The stress from legal issues is actually pretty pricey: 68 percent of employees surveyed spent time at work dealing with them, at an average of 18 hours per issue, with half of employees having to take off an average of four days away from the job to resolve them.

Spanning everything from eldercare to wills to divorce to disputes between neighbors, legal problems can come in many forms—and so can the stress they induce, with 71 percent of employees saying they don't know where to turn to resolve the issue; 69 percent get stressed over the amount of time it takes to put it to bed, while 68 percent are stressed over the options open to them, 67 percent are stressed over the cost and 61 percent are stressed just over finding an attorney.

Just considering cost, the study finds that 76 percent of those surveyed had no defined way to handle such an expense–and also underestimated the average cost of an attorney by nearly $150 an hour.

Legal insurance may not be able to do anything about the other stressors in an employee's life, but it can reduce those stressors associated with legal issues. According to Erin Barfels, ARAG's chief human resources officer, the optional benefit is growing in popularity with employers, with the company averaging a growth rate of 10 percent year over year for the past two years.

While the majority of employers offering it do so as a 100 percent employee-paid voluntary benefit, a "very small percentage" offer it as a voluntary employer-paid benefit.

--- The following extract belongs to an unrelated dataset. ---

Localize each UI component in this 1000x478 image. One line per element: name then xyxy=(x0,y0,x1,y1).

And with three-to-one odds that an employee will experience a legal issue in a year—whether it be the need for a will or living will, health care power of attorney, divorce papers, the purchase of a home or perhaps even immigration or an adoption—employees appreciate it, with a participation rate, depending on demographic enrollment, of 7–10 percent the first year, increasing over time to 20 percent.

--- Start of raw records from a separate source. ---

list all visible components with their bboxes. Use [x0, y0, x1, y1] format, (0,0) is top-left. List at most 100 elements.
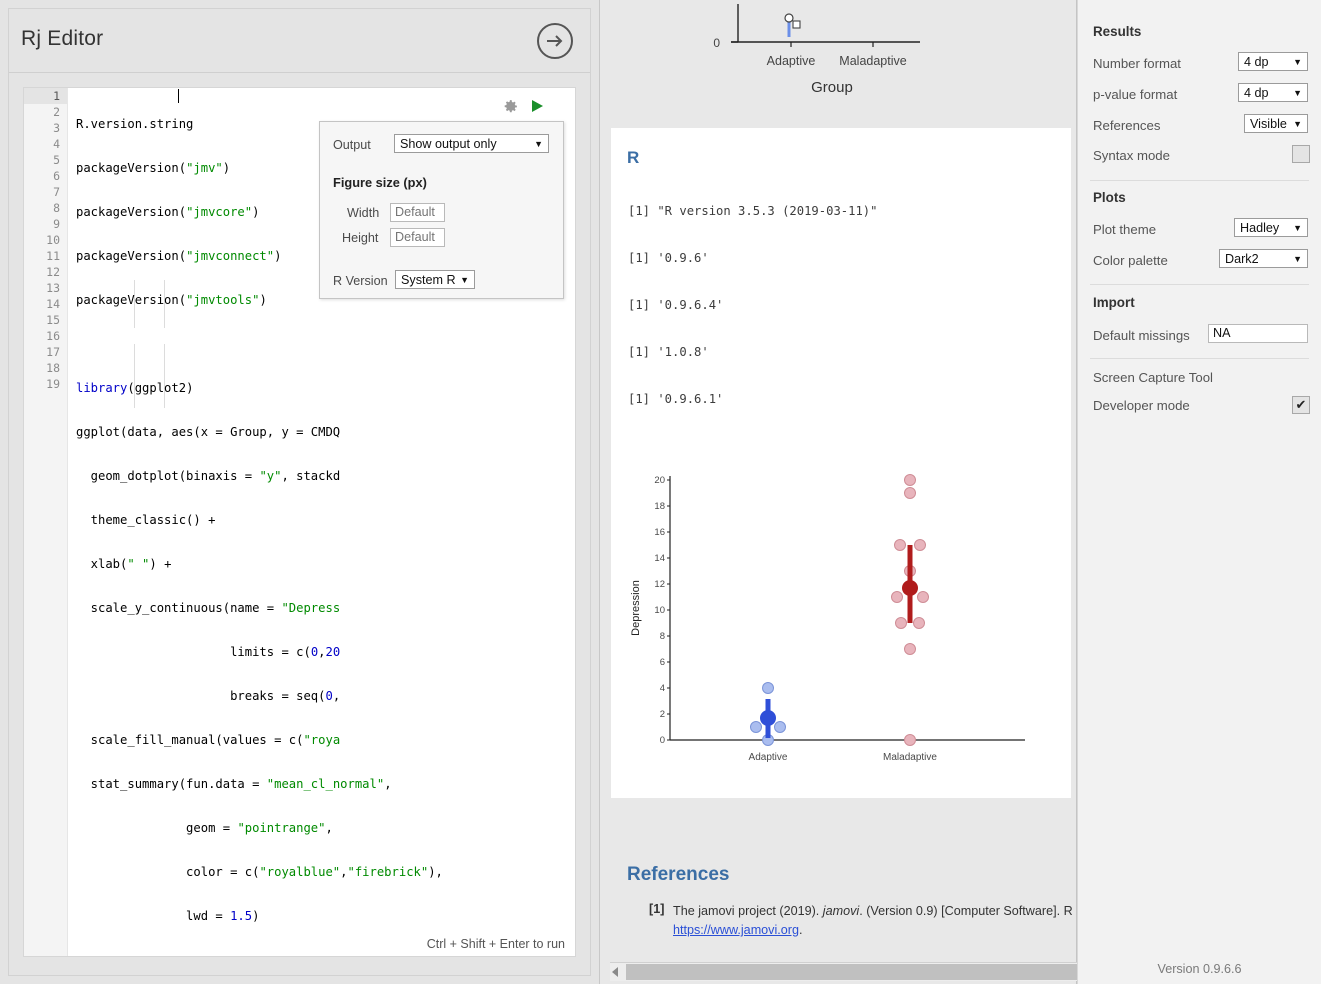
scrollbar-thumb[interactable]	[626, 964, 1077, 980]
number-format-label: Number format	[1093, 56, 1181, 71]
chevron-down-icon: ▼	[1293, 254, 1302, 264]
color-palette-select[interactable]: Dark2 ▼	[1219, 249, 1308, 268]
code-line: library(ggplot2)	[76, 381, 194, 395]
line-number: 2	[53, 105, 60, 119]
color-palette-label: Color palette	[1093, 253, 1168, 268]
svg-text:Group: Group	[811, 79, 853, 96]
scroll-left-arrow-icon[interactable]	[612, 967, 618, 977]
line-number: 12	[46, 265, 60, 279]
references-visibility-select[interactable]: Visible ▼	[1244, 114, 1308, 133]
width-input[interactable]	[390, 203, 445, 222]
gear-icon[interactable]	[502, 98, 519, 115]
r-version-select-value: System R	[401, 273, 456, 287]
import-section-header: Import	[1093, 295, 1135, 310]
svg-text:20: 20	[654, 475, 665, 486]
screen-capture-tool-label[interactable]: Screen Capture Tool	[1093, 370, 1213, 385]
code-line: limits = c(0,20	[76, 645, 341, 659]
r-output-line: [1] '0.9.6'	[628, 251, 709, 265]
code-line: scale_y_continuous(name = "Depress	[76, 601, 341, 615]
divider	[1090, 180, 1309, 181]
default-missings-label: Default missings	[1093, 328, 1190, 343]
chevron-down-icon: ▼	[1293, 119, 1302, 129]
svg-text:Depression: Depression	[630, 580, 642, 636]
svg-text:4: 4	[660, 683, 665, 694]
r-output-line: [1] '0.9.6.4'	[628, 298, 724, 312]
r-output-line: [1] "R version 3.5.3 (2019-03-11)"	[628, 204, 878, 218]
line-number: 17	[46, 345, 60, 359]
code-line: geom_dotplot(binaxis = "y", stackd	[76, 469, 341, 483]
svg-text:8: 8	[660, 631, 665, 642]
code-line: breaks = seq(0,	[76, 689, 341, 703]
line-number: 18	[46, 361, 60, 375]
jamovi-link[interactable]: https://www.jamovi.org	[673, 923, 799, 937]
divider	[1090, 358, 1309, 359]
svg-text:16: 16	[654, 527, 665, 538]
svg-text:Maladaptive: Maladaptive	[883, 752, 937, 763]
pvalue-format-select[interactable]: 4 dp ▼	[1238, 83, 1308, 102]
line-number: 9	[53, 217, 60, 231]
line-number: 19	[46, 377, 60, 391]
references-section: References [1] The jamovi project (2019)…	[611, 846, 1073, 966]
depression-dotplot: 0 2 4 6 8 10 12 14 16 18 20 Depression A…	[625, 468, 1055, 768]
plot-theme-value: Hadley	[1240, 221, 1280, 235]
references-visibility-value: Visible	[1250, 117, 1287, 131]
line-number: 4	[53, 137, 60, 151]
line-number: 8	[53, 201, 60, 215]
svg-text:Adaptive: Adaptive	[749, 752, 788, 763]
chevron-down-icon: ▼	[534, 139, 543, 149]
run-hint-label: Ctrl + Shift + Enter to run	[426, 937, 565, 951]
rj-settings-popup: Output Show output only ▼ Figure size (p…	[319, 121, 564, 299]
line-number: 7	[53, 185, 60, 199]
width-label: Width	[347, 206, 380, 220]
code-line: xlab(" ") +	[76, 557, 172, 571]
svg-text:10: 10	[654, 605, 665, 616]
syntax-mode-checkbox[interactable]	[1292, 145, 1310, 163]
figure-size-header: Figure size (px)	[333, 175, 427, 190]
output-select-value: Show output only	[400, 137, 497, 151]
r-output-line: [1] '0.9.6.1'	[628, 392, 724, 406]
plot-theme-select[interactable]: Hadley ▼	[1234, 218, 1308, 237]
developer-mode-checkbox[interactable]: ✔	[1292, 396, 1310, 414]
divider	[1090, 284, 1309, 285]
height-input[interactable]	[390, 228, 445, 247]
r-output-card: R [1] "R version 3.5.3 (2019-03-11)" [1]…	[611, 128, 1071, 798]
line-number: 6	[53, 169, 60, 183]
default-missings-input[interactable]	[1208, 324, 1308, 343]
pvalue-format-label: p-value format	[1093, 87, 1178, 102]
line-number: 1	[24, 88, 67, 104]
number-format-value: 4 dp	[1244, 55, 1269, 69]
version-label: Version 0.9.6.6	[1157, 962, 1242, 976]
line-number: 15	[46, 313, 60, 327]
chevron-down-icon: ▼	[1293, 88, 1302, 98]
number-format-select[interactable]: 4 dp ▼	[1238, 52, 1308, 71]
r-version-select[interactable]: System R ▼	[395, 270, 475, 289]
code-line: ggplot(data, aes(x = Group, y = CMDQ	[76, 425, 341, 439]
editor-gutter: 1 2 3 4 5 6 7 8 9 10 11 12 13 14 15 16 1…	[24, 88, 68, 956]
developer-mode-label: Developer mode	[1093, 398, 1190, 413]
plots-section-header: Plots	[1093, 190, 1126, 205]
reference-item: The jamovi project (2019). jamovi. (Vers…	[673, 902, 1076, 940]
syntax-mode-label: Syntax mode	[1093, 148, 1170, 163]
page-title: Rj Editor	[21, 27, 104, 50]
arrow-right-circle-icon[interactable]	[535, 21, 575, 61]
reference-text-tail: .	[798, 923, 803, 937]
results-section-header: Results	[1093, 24, 1142, 39]
rj-header: Rj Editor	[9, 9, 590, 73]
results-panel: 0 Adaptive Maladaptive Group R [1] "R ve…	[600, 0, 1077, 984]
output-select[interactable]: Show output only ▼	[394, 134, 549, 153]
references-heading: References	[627, 864, 730, 885]
rj-options-inner: Rj Editor 1 2 3 4 5 6 7 8 9 10 11 12 13 …	[8, 8, 591, 976]
svg-text:0: 0	[660, 735, 665, 746]
r-output-line: [1] '1.0.8'	[628, 345, 709, 359]
results-horizontal-scrollbar[interactable]	[610, 962, 1077, 981]
pvalue-format-value: 4 dp	[1244, 86, 1269, 100]
chevron-down-icon: ▼	[460, 275, 469, 285]
play-icon[interactable]	[529, 98, 545, 114]
references-visibility-label: References	[1093, 118, 1161, 133]
r-section-heading: R	[627, 148, 640, 167]
chevron-down-icon: ▼	[1293, 57, 1302, 67]
svg-text:0: 0	[713, 36, 720, 50]
height-label: Height	[342, 231, 379, 245]
previous-plot-fragment: 0 Adaptive Maladaptive Group	[610, 4, 1065, 104]
rj-options-panel: Rj Editor 1 2 3 4 5 6 7 8 9 10 11 12 13 …	[0, 0, 600, 984]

Depending on plan design, premiums will run employees $10–20 per month, and most issues are paid in full, or have ceilings set consistent with industry standards as far as how many hours in which an average situation can be resolved.

Among situations with ceilings are contested divorces, for instance, but Barfels says that there's so much stress in dealing with legal matters because of the cost that the goal is to get issues resolved so that people are not still dealing with it "on the back end."